Easily - EASILY - the best film Michael Crichton has had anything to do with. (That is, of the ones I've seen. For the record, the rest are: `Westworld', `The First Great Train Robbery', `Disclosure', `Jurassic Park', `Twister', and `Congo', although I've never made it to the end of `Congo'.) Does this say something about Crichton's career, or the state of film-making, or neither? Can't say.
Whatever - this is pretty darned good science fiction. Sure, it has the vices we've come to expect: scientists with a tendency to act like the crew of the Enterprise, and central protagonists who begin the film by swimming through treacle and end it by leaping tall buildings in a single bound. As for the former problem, well, it's not so bad here as it usually is. As for the latter, well, it's easy to forgive, because we're put through a very tense ride before our heroes crawl out of the treacle - even afterwards. They don't make films this tense these days. Or at least, this particular film would have been less tense if it had been made these days.

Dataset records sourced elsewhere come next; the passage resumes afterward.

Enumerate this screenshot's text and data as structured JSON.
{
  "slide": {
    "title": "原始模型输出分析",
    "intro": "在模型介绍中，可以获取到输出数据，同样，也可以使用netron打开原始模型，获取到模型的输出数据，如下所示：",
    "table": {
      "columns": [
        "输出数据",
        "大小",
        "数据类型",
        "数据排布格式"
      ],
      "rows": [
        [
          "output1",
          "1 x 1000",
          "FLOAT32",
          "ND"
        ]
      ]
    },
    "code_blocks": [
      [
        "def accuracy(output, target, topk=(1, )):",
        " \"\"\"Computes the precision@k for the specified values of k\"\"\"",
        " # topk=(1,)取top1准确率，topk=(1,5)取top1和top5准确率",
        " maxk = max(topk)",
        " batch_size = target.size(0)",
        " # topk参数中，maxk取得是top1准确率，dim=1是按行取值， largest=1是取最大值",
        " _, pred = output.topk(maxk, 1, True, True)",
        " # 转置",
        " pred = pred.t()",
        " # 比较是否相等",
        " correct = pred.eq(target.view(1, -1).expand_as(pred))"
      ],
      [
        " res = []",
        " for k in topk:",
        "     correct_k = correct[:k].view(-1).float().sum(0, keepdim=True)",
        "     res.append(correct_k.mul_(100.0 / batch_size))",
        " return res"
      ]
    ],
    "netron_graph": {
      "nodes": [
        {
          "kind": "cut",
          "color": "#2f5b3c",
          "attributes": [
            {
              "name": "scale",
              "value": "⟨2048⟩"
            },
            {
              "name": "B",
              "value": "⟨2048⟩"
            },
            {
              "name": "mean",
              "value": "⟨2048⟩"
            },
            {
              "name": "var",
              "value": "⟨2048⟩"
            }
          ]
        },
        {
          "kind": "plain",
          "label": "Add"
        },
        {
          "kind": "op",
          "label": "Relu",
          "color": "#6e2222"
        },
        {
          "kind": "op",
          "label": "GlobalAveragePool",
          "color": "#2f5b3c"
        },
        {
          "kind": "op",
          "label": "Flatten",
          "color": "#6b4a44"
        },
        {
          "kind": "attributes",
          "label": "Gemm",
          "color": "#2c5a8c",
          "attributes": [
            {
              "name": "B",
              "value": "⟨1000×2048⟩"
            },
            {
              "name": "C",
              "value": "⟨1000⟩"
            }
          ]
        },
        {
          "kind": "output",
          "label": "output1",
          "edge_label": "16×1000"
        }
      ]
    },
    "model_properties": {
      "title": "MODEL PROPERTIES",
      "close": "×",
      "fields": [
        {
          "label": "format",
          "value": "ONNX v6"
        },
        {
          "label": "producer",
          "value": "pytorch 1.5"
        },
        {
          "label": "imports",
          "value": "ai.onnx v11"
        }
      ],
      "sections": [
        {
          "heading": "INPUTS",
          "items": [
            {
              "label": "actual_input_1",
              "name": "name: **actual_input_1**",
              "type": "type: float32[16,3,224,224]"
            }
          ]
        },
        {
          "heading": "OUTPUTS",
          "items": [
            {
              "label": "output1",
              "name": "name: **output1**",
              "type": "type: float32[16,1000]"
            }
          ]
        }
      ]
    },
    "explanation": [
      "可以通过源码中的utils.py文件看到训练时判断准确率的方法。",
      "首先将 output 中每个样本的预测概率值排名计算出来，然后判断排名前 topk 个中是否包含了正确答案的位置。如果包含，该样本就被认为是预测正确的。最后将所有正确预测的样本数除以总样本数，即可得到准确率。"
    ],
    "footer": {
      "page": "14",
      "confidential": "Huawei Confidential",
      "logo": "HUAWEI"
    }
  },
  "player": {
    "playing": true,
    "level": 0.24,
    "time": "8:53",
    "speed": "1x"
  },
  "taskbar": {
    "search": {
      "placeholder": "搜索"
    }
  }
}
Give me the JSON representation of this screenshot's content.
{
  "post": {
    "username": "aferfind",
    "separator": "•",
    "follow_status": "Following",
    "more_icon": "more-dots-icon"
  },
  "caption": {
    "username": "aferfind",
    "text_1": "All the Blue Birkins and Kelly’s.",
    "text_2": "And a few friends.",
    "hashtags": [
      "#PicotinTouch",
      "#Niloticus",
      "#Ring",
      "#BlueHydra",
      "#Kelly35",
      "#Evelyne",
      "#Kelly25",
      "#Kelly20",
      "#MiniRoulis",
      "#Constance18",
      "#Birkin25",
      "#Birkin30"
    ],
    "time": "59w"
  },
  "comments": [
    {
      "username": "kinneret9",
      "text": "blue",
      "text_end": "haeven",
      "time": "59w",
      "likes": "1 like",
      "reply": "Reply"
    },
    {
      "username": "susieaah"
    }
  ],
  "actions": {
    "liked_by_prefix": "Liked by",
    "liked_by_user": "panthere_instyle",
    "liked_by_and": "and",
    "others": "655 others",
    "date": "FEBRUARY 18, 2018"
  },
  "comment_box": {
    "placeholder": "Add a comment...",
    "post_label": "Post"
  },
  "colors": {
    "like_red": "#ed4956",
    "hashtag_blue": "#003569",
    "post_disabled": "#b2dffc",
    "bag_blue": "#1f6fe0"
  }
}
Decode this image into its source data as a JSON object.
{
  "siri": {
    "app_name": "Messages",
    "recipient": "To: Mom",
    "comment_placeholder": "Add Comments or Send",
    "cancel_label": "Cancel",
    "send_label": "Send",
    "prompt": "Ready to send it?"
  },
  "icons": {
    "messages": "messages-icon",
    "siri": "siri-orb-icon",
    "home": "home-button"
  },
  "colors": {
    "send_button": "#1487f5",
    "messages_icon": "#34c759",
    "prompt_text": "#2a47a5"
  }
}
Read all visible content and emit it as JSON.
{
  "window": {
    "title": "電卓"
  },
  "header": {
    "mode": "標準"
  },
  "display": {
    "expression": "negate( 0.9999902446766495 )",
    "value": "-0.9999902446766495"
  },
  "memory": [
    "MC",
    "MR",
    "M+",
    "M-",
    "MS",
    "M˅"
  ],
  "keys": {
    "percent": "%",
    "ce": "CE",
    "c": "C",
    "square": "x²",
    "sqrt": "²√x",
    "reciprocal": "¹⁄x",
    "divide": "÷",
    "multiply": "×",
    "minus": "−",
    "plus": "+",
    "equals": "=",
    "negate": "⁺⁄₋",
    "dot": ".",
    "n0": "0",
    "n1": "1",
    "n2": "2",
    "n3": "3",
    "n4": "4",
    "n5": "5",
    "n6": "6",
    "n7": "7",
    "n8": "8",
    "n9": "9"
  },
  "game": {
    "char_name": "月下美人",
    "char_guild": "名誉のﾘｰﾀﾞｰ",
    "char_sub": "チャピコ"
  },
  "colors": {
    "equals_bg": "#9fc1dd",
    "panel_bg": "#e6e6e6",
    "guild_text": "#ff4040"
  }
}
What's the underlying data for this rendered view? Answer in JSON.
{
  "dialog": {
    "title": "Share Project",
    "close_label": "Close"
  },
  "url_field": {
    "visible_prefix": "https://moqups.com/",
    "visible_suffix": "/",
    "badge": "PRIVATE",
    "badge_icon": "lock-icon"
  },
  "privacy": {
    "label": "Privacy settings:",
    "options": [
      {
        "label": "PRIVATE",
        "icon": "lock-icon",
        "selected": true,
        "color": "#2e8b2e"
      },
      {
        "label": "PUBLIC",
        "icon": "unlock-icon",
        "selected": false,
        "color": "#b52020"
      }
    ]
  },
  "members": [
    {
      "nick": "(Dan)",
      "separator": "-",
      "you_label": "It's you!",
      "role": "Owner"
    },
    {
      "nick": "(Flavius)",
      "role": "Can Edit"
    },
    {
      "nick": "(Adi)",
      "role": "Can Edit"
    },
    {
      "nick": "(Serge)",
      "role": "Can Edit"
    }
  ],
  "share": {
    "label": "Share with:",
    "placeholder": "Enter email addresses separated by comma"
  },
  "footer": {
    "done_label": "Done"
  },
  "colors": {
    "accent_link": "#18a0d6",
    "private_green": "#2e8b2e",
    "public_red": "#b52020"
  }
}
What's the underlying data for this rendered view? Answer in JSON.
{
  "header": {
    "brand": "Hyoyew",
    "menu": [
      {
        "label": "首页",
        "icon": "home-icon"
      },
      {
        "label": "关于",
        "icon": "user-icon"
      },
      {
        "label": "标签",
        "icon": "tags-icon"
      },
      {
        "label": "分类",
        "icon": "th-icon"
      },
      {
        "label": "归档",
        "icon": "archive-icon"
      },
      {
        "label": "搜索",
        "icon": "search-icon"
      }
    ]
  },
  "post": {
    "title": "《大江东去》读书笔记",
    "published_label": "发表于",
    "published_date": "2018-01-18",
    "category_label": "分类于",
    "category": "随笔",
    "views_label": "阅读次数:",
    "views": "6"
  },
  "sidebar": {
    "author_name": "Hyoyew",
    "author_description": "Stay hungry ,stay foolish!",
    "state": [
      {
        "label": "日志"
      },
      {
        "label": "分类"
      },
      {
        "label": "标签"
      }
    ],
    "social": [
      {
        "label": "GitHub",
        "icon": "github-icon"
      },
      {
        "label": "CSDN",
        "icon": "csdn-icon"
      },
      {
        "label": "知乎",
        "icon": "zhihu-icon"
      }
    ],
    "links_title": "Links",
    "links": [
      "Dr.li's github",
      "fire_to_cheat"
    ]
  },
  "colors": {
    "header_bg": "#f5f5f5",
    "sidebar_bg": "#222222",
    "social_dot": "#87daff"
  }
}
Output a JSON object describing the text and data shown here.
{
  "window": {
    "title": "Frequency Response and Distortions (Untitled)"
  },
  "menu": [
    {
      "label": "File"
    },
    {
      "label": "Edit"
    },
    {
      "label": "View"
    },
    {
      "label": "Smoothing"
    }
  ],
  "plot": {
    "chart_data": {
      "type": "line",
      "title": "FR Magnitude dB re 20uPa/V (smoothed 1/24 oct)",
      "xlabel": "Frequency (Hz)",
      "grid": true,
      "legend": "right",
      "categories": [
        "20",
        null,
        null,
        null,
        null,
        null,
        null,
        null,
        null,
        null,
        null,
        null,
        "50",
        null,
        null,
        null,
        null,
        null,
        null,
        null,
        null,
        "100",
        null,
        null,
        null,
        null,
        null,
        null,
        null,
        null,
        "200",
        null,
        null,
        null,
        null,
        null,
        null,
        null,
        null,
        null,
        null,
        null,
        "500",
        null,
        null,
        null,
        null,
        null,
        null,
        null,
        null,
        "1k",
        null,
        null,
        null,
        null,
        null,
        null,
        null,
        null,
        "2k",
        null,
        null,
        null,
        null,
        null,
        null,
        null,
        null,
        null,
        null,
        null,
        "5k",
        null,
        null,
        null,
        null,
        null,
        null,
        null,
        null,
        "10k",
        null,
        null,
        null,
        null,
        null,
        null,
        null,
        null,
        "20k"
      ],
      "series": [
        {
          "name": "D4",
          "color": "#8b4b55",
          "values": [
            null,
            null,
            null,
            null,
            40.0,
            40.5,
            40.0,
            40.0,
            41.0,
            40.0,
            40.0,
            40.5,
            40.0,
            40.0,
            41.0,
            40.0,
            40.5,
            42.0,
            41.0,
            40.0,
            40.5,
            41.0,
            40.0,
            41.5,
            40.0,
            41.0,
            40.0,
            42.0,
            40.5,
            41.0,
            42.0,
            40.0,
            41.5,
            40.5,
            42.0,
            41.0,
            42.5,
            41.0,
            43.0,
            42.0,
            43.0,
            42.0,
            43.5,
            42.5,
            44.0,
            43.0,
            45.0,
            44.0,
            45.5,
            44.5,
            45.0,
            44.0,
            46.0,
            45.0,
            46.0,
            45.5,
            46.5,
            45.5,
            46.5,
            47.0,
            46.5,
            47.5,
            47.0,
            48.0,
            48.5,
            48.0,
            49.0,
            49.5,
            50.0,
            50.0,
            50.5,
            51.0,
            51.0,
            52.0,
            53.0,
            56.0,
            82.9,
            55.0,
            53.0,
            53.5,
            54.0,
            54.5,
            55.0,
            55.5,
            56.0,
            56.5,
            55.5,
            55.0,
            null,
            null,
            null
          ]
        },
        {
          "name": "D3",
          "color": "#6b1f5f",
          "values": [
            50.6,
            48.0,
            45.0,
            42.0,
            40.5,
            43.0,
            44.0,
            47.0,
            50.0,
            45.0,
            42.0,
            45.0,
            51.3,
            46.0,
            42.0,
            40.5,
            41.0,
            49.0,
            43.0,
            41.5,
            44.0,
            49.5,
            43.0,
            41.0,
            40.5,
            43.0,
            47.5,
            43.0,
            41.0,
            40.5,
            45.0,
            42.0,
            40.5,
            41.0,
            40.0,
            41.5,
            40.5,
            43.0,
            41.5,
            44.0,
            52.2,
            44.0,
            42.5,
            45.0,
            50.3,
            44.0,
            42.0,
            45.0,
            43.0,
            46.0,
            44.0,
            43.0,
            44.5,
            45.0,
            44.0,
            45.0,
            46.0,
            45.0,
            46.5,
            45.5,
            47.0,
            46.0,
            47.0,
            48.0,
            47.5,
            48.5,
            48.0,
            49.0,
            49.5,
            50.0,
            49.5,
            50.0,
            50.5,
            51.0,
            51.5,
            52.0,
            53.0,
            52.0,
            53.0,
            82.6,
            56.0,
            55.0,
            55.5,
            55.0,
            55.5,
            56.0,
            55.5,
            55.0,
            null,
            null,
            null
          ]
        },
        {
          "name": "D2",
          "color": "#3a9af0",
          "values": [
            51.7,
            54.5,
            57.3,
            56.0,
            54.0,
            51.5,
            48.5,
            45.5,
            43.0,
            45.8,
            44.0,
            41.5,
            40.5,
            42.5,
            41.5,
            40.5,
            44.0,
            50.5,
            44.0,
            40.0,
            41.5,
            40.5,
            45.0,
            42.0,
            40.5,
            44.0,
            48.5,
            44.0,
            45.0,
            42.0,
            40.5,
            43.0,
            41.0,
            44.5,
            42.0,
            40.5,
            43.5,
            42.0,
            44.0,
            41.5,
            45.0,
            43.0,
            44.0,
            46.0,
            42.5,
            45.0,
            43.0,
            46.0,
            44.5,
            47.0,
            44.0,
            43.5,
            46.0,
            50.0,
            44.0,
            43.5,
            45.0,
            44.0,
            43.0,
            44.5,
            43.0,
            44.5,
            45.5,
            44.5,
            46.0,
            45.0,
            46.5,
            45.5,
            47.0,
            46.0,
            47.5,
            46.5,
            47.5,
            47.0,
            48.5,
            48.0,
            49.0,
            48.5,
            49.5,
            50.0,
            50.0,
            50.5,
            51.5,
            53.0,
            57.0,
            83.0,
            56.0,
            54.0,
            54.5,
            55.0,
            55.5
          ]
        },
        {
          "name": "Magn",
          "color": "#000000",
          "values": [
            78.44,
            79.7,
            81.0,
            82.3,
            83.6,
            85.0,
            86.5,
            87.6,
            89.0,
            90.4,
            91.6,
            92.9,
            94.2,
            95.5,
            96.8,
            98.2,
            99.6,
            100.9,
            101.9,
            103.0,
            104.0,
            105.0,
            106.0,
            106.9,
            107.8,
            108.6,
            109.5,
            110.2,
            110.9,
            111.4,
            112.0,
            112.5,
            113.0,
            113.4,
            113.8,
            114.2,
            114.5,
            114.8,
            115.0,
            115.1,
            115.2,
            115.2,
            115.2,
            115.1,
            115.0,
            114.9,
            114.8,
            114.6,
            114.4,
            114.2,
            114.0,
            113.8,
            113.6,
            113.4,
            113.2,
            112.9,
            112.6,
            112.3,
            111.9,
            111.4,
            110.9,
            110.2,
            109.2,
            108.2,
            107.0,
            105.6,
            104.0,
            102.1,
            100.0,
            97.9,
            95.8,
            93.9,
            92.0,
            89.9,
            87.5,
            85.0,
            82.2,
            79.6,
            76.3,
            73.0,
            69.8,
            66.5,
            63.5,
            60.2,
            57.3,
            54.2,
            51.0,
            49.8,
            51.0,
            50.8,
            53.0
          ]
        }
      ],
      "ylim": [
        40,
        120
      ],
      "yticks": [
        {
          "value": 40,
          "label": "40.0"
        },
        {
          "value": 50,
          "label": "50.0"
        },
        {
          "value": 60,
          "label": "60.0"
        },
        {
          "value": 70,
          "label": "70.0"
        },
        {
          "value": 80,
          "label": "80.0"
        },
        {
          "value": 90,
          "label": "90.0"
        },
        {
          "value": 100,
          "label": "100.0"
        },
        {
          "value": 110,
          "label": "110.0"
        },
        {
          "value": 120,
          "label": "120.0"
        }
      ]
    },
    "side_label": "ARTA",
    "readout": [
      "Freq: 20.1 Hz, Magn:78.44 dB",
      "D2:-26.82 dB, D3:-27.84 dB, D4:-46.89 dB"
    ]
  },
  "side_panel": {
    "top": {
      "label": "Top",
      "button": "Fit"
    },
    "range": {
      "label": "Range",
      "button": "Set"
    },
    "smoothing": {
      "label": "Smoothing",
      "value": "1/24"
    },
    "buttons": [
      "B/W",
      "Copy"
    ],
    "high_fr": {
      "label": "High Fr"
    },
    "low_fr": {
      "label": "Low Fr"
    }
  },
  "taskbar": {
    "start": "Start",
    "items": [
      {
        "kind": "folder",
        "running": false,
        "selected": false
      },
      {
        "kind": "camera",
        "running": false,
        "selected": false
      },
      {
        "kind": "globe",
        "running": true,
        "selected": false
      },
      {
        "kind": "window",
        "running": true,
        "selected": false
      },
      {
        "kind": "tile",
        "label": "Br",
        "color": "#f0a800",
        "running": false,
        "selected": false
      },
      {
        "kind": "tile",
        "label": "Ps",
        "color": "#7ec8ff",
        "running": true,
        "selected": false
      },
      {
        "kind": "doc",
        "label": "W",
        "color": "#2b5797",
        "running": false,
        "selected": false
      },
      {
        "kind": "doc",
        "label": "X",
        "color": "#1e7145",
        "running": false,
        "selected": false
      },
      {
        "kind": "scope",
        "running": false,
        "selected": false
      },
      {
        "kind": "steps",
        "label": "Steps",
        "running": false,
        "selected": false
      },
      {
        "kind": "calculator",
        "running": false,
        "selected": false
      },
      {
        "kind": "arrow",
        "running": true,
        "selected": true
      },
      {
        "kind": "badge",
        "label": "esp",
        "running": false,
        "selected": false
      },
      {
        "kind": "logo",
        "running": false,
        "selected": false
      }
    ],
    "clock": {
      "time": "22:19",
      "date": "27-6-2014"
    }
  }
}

I don't think a modern director would have resisted the temptation to goof off at some point.
THAT'S part of the charm. The film's idea of how scientists behave is rather a silly one, but at least the scientists aren't forced to act GOOFY in order to show that scientists are really human, after all - as if there was any need to show this. And I'll say this: whatever the scientists were like, the SCIENCE is much more intelligent than a modern public has any right to expect. So far as I could tell (not that I'm an expert in anything) it only stretches into fantasy when it needs to. Wise gives us information, and plenty of it - not techno-babble.
I've heard people snicker at the thirty-year-old look of the film, but I think they're nuts. The art direction is wonderful. In a way it does the same thing as the original Star Trek: it creates a coherent, claustrophobic world by force of sheer simplicity. But to see `The Andromeda Strain' is to see it done WELL.